After a few moments, Whitey swaggered back to the car and settled back, lighting his third cigar of the evening.
“You sure like to use that call box,” said Roy with a forced smile, trying to conceal the anger brought about by the boredom of working with a useless partner like Whitey when he was brand-new and eager to learn.
“Got to ring in. Let the desk know where you’re at.”
“Your radio tells them that, Whitey. Policemen have radios in their cars nowadays.”
“I’m not used to it,” said Whitey. “Like to ring in on the call box. Besides, I like to talk to my old buddy, Sam Tucker. Good man, old Sammy.”
“How come you always call in on the same box?”
“Habit, boy. When you get to be old Whitey’s age, you start doing everything the same.”

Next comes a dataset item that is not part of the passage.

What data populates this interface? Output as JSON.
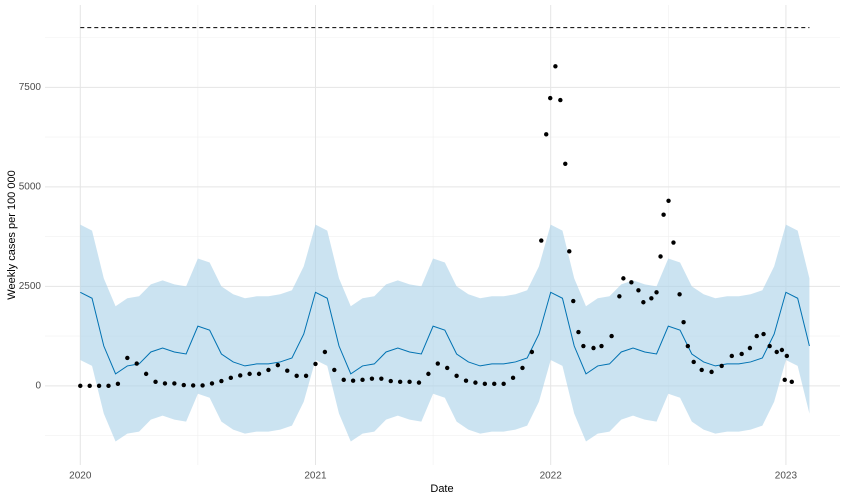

It was true, Roy thought. Unless an urgent call intervened, they would eat at precisely ten o’clock every night at one of three greasy spoon restaurants that served Whitey free meals. Then, fifteen minutes would be spent at the station for Whitey’s bowel movement. Then back out for the remainder of the watch, which would be broken by two or three stops at certain liquor stores for free cigars and of course the recurrent messages to Sam Tucker from the call box at Twenty-third and Hooper.